A line from an old Clint Eastwood film went through my mind. When it passed, I said, “You take a few shots at Long Island in your work. What’s that about?”

“People on Long Island,” he said, “believe that the way to achieve world peace is through shopping. Not even the Dalai Lama works harder toward that goal.” He took a sip of wine. “Growing up in Brooklyn, I actually felt sorry for Long Islanders. They didn’t have as much concrete as we did; they had grass. They couldn’t go outside and take a bus or a subway. Those poor kids got cars on their sixteenth birthdays and didn’t get to share a bedroom with anyone.”

“But you raised two kids on the Island.”

Reed smiled. “They had to learn to be street smart. At least they didn’t hate their childhoods.”

I first met Reed at Bouchercon a few years ago and have seen him at a few conventions since then. He’s an entertaining panel member and a good moderator. What’s his dream panel?

“Daniel Woodrell, Philip Kerr, Lee Child. And me, of course.”

The topic?

“Inspiration,” he said. “I’d love to ask them: would you do this for no money? Full disclosure. Complete honesty. None of us tells the complete truth up there. We’re performing for the audience. We’re worried about what our publisher thinks, what our readers think.”

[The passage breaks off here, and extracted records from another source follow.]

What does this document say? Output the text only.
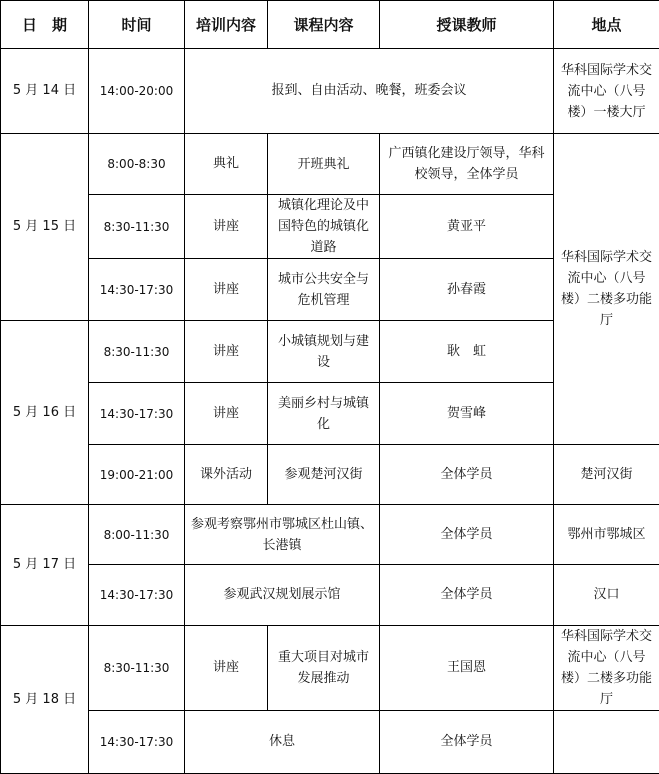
日　期	时间	培训内容	课程内容	授课教师	地点
5 月 14 日	14:00-20:00	报到、自由活动、晚餐，班委会议			华科国际学术交流中心（八号楼）一楼大厅
5 月 15 日	8:00-8:30	典礼	开班典礼	广西镇化建设厅领导，华科校领导，全体学员	华科国际学术交流中心（八号楼）二楼多功能厅
	8:30-11:30	讲座	城镇化理论及中国特色的城镇化道路	黄亚平	
	14:30-17:30	讲座	城市公共安全与危机管理	孙春霞	
5 月 16 日	8:30-11:30	讲座	小城镇规划与建设	耿　虹	
	14:30-17:30	讲座	美丽乡村与城镇化	贺雪峰	
	19:00-21:00	课外活动	参观楚河汉街	全体学员	楚河汉街
5 月 17 日	8:00-11:30	参观考察鄂州市鄂城区杜山镇、长港镇		全体学员	鄂州市鄂城区
	14:30-17:30	参观武汉规划展示馆		全体学员	汉口
5 月 18 日	8:30-11:30	讲座	重大项目对城市发展推动	王国恩	华科国际学术交流中心（八号楼）二楼多功能厅
	14:30-17:30	休息		全体学员	
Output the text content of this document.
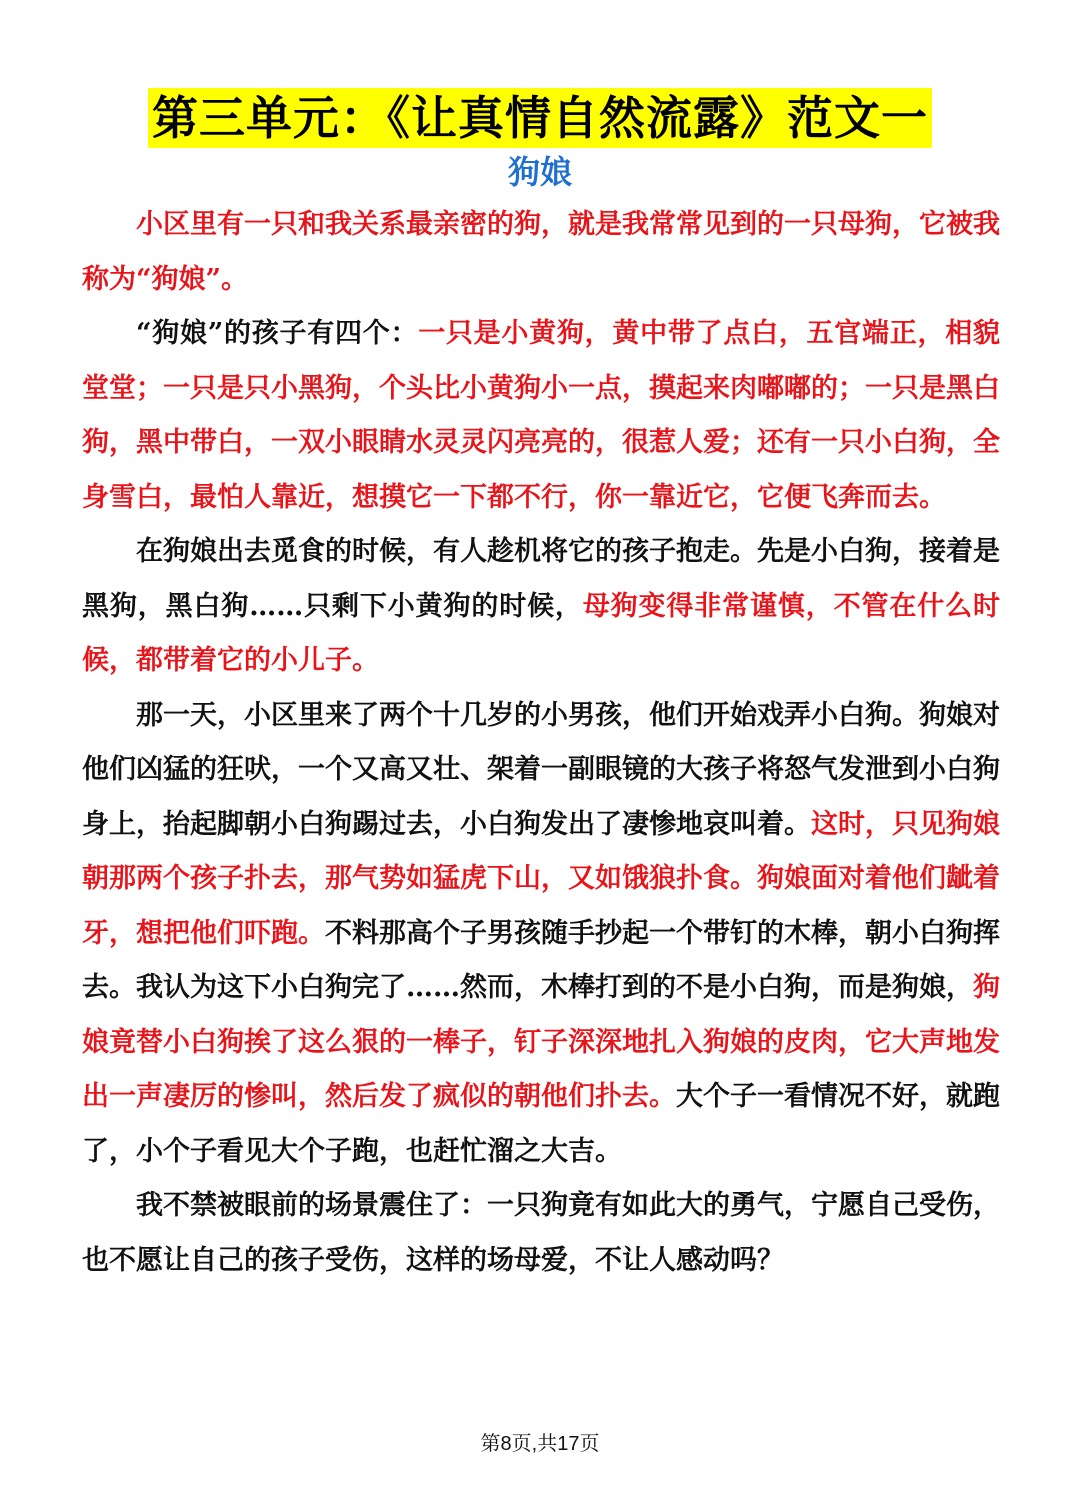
第三单元：《让真情自然流露》范文一
狗娘

小区里有一只和我关系最亲密的狗，就是我常常见到的一只母狗，它被我称为“狗娘”。

“狗娘”的孩子有四个：一只是小黄狗，黄中带了点白，五官端正，相貌堂堂；一只是只小黑狗，个头比小黄狗小一点，摸起来肉嘟嘟的；一只是黑白狗，黑中带白，一双小眼睛水灵灵闪亮亮的，很惹人爱；还有一只小白狗，全身雪白，最怕人靠近，想摸它一下都不行，你一靠近它，它便飞奔而去。

在狗娘出去觅食的时候，有人趁机将它的孩子抱走。先是小白狗，接着是黑狗，黑白狗……只剩下小黄狗的时候，母狗变得非常谨慎，不管在什么时候，都带着它的小儿子。

那一天，小区里来了两个十几岁的小男孩，他们开始戏弄小白狗。狗娘对他们凶猛的狂吠，一个又高又壮、架着一副眼镜的大孩子将怒气发泄到小白狗身上，抬起脚朝小白狗踢过去，小白狗发出了凄惨地哀叫着。这时，只见狗娘朝那两个孩子扑去，那气势如猛虎下山，又如饿狼扑食。狗娘面对着他们龇着牙，想把他们吓跑。不料那高个子男孩随手抄起一个带钉的木棒，朝小白狗挥去。我认为这下小白狗完了……然而，木棒打到的不是小白狗，而是狗娘，狗娘竟替小白狗挨了这么狠的一棒子，钉子深深地扎入狗娘的皮肉，它大声地发出一声凄厉的惨叫，然后发了疯似的朝他们扑去。大个子一看情况不好，就跑了，小个子看见大个子跑，也赶忙溜之大吉。

我不禁被眼前的场景震住了：一只狗竟有如此大的勇气，宁愿自己受伤，也不愿让自己的孩子受伤，这样的场母爱，不让人感动吗？

第8页,共17页
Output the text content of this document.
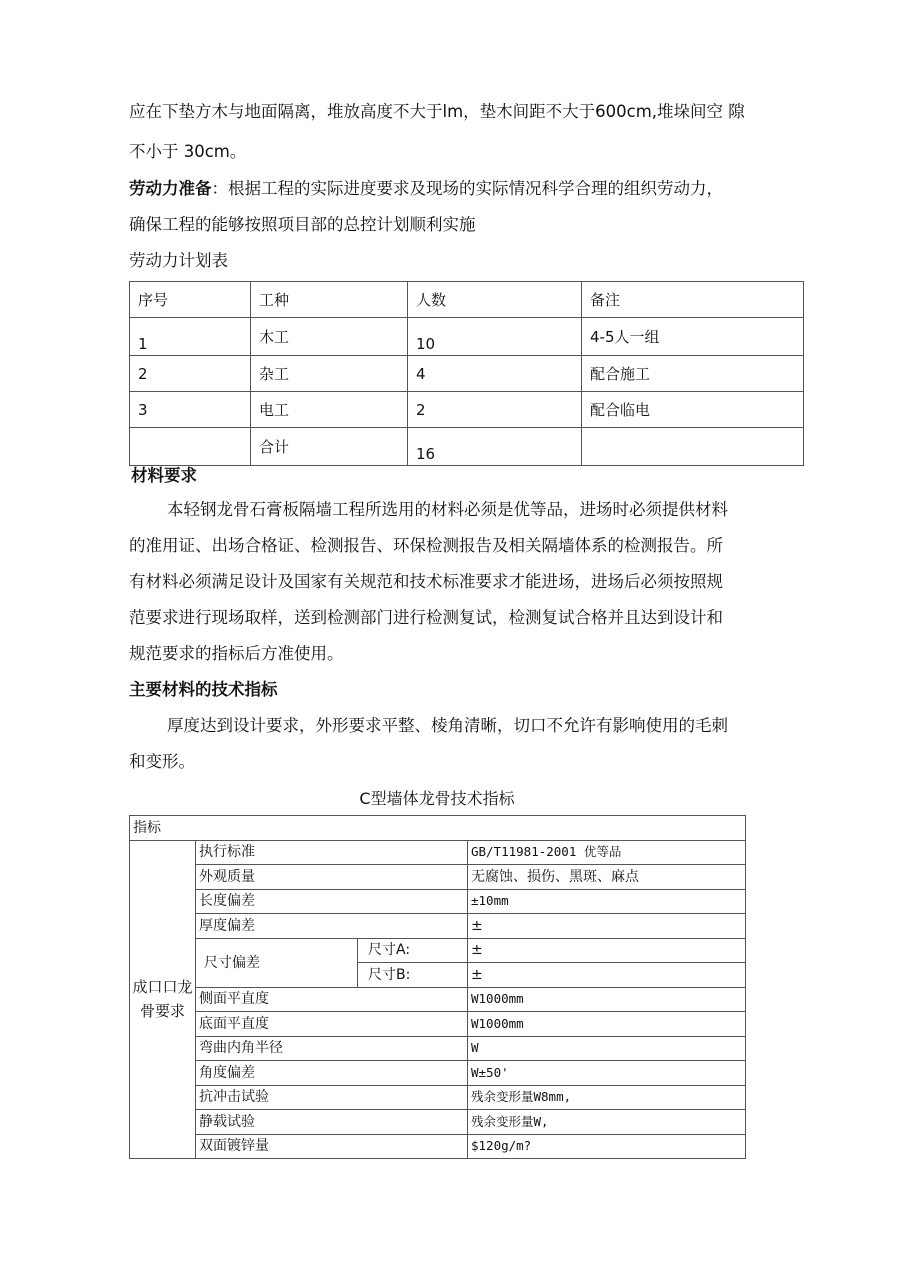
应在下垫方木与地面隔离，堆放高度不大于lm，垫木间距不大于600cm,堆垛间空 隙

不小于 30cm。

劳动力准备：根据工程的实际进度要求及现场的实际情况科学合理的组织劳动力，

确保工程的能够按照项目部的总控计划顺利实施

劳动力计划表

序号	工种	人数	备注
1	木工	10	4-5人一组
2	杂工	4	配合施工
3	电工	2	配合临电
	合计	16	

材料要求

本轻钢龙骨石膏板隔墙工程所选用的材料必须是优等品，进场时必须提供材料

的准用证、出场合格证、检测报告、环保检测报告及相关隔墙体系的检测报告。所

有材料必须满足设计及国家有关规范和技术标准要求才能进场，进场后必须按照规

范要求进行现场取样，送到检测部门进行检测复试，检测复试合格并且达到设计和

规范要求的指标后方准使用。

主要材料的技术指标

厚度达到设计要求，外形要求平整、棱角清晰，切口不允许有影响使用的毛刺

和变形。

C型墙体龙骨技术指标
指标			
成口口龙
骨要求	执行标准		GB/T11981-2001 优等品
	外观质量		无腐蚀、损伤、黑斑、麻点
	长度偏差		±10mm
	厚度偏差		±
	尺寸偏差	尺寸A:	±
		尺寸B:	±
	侧面平直度		W1000mm
	底面平直度		W1000mm
	弯曲内角半径		W
	角度偏差		W±50'
	抗冲击试验		残余变形量W8mm,
	静载试验		残余变形量W,
	双面镀锌量		$120g/m?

One final question: Reed’s lost seventeen pounds recently—I know that because he told me the exact amount before the interview even started. “What’s that about?” I asked. “Everything okay?” I couldn’t help but think of Moe Prager’s health issues.

He laughed. “You know,” he said. “I realized you see a lot of old men out there and you see a lot of fat men out there. What you don’t see? A lot of old, fat men.”

Sounds like the words of someone who plans on being around for a while. That, fellow mystery and crime readers, is very good news for the rest of us.

*****

reedReed Farrel Coleman is the author of twenty-one novels and novellas. He now writes Robert B. Parker’s Jesse Stone series and has been signed by Putnam to begin a new series featuring PI Gus Murphy. Reed is a three-time recipient of the Shamus Award for Best PI Novel of the year and is a three-time Edgar nominee in three different categories. He has also won the Macavity, Audie, Barry, and Anthony Awards. He is an adjunct English instructor at Hofstra University and a founding member of MWA U. He lives with his family on Long Island.